BackupPC has an account _backuppc on OpenBSD (backuppc on Debian) which has to 
have permissions on the system that it is backing up.
LDAP is the one responsible for granting the permissions.

Configuration within BackupPC (a pain) is specifies what a user can see in the 
backups and what a user can restore.

The busy file problem occurs when using a Windows system not a Unix system.  
Using a Windows system there is no way to look at an open file
unless shadow copies are used and you are not going to use that more than once 
a day. I tried to create a shadow copy before a backup
but I found created shadow copies unreliable with too many random errors. I 
probably should try again to use shadow copies before a backup, hoping that 
Microsoft has fixed the problems, but I haven't done it. My backups are taken 
early in the morning and rarely is any one a computer. Also the
shadow copy has special deals with things like Exchange and the MS-SQL giving 
the net effect you can't use shadow to get a copy of the database anyway.

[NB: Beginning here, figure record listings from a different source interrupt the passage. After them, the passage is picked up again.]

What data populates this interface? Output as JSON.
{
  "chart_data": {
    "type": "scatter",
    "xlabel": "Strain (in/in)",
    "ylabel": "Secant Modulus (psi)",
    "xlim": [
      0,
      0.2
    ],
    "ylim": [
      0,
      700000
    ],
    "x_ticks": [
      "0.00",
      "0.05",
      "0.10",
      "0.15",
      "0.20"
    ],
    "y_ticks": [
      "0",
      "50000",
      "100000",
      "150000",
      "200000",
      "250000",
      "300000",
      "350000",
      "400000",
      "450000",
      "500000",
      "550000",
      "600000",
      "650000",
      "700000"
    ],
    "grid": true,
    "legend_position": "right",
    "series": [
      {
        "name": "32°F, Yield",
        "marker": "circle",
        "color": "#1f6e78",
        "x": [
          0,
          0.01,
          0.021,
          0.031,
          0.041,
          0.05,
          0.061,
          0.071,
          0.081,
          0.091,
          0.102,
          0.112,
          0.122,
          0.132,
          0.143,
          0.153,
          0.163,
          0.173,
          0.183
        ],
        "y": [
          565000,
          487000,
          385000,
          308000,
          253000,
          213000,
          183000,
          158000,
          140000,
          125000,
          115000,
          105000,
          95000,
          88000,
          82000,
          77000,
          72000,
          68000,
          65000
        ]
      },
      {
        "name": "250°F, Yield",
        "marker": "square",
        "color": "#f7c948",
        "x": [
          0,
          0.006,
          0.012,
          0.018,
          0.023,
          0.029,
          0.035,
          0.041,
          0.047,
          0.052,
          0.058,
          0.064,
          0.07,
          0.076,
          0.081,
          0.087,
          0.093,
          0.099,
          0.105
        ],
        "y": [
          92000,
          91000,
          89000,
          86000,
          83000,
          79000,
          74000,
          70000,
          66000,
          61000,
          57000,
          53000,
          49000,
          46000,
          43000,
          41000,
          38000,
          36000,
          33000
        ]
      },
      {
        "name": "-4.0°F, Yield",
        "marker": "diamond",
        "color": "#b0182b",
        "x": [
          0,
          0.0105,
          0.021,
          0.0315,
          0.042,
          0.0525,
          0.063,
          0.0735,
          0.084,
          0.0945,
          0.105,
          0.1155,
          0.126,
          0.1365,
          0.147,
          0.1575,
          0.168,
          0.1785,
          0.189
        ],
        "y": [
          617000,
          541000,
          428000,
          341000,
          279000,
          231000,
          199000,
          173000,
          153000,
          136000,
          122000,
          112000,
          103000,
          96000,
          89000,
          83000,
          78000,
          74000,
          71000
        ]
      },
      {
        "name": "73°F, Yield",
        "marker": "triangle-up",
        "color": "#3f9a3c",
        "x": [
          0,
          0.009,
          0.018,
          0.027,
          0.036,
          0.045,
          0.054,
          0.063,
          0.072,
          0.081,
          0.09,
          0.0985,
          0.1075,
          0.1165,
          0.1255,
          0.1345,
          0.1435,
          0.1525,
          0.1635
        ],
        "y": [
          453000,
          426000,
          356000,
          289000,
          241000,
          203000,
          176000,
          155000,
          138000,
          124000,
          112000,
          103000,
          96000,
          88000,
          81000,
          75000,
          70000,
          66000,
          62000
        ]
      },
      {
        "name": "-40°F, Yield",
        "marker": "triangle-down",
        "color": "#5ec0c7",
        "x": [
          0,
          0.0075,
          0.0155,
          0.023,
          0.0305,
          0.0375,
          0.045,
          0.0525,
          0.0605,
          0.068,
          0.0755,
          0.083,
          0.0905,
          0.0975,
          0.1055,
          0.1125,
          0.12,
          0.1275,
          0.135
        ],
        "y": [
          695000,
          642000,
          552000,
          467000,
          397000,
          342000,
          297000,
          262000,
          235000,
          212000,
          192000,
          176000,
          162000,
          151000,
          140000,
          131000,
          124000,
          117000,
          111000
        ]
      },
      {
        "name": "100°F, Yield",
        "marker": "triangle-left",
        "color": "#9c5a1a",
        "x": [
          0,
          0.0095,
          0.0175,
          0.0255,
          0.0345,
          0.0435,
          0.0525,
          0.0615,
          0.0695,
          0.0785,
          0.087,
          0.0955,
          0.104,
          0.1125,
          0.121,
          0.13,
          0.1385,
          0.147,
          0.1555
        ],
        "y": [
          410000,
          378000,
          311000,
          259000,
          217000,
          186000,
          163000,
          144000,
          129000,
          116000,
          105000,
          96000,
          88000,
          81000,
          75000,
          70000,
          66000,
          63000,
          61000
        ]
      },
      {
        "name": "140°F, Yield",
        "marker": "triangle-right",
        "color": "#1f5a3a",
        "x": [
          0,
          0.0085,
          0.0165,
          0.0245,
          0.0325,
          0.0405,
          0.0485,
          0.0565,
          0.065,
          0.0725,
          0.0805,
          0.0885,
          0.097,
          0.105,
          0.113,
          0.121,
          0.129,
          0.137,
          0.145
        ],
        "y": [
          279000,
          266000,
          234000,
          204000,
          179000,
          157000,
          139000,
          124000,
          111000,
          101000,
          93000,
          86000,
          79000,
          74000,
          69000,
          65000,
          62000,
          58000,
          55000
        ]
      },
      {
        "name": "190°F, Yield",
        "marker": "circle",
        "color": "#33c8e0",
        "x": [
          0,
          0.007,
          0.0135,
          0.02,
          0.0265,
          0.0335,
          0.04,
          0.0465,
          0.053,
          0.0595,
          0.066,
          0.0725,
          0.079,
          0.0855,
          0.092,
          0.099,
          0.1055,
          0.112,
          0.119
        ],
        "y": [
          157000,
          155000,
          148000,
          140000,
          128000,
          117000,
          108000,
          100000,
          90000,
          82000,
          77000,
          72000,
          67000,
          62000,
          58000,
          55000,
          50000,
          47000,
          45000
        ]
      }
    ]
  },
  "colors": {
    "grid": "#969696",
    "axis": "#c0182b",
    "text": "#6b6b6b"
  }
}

As far a dump and rsync.,I didn't say there were no other ones. I gave a 
reasonable google search.  You can try it.
 I would have expected you to say rsnapshot which is a good package. I use it 
to back up my DMZ machines (all OpenBSD). 
Backing up Windows machines is my problem; I want it automated and fool proof 
as possible.

-----Original Message-----
From: Jan Stary [mailto:h...@stare.cz] 
Sent: Tuesday, December 10, 2013 12:13 PM
To: Peter Fraser
Subject: Re: BackupPC

On Dec 10 15:53:52, p...@thinkage.ca wrote:
> I have not had any troubles with BackupPC (on the Debian system). 
> BackupPC does deduplication which I don't believe that Bacula does. 
> From the point of view of the clients the backups are done automatically, as 
> long as they leave their computers on and connected to the network.

... and let someone from somewhere read their disk.
Isn't that a _major_ security consideration?

> BackupPC backing up of Windows system is not complete.
> It will not backup busy files. So
> a manual process for backing up database files has to be used.

Also, the most important document I am working on just now, will _not_ be 
backed up, right? So after my workstation burns one minute later, the work is 
just lost, right?

> If you ask google "open source backup deduplication" BackupPC is the only one 
> on the list.

Bullshit; dump and rsync can do hardlinks and symlinks.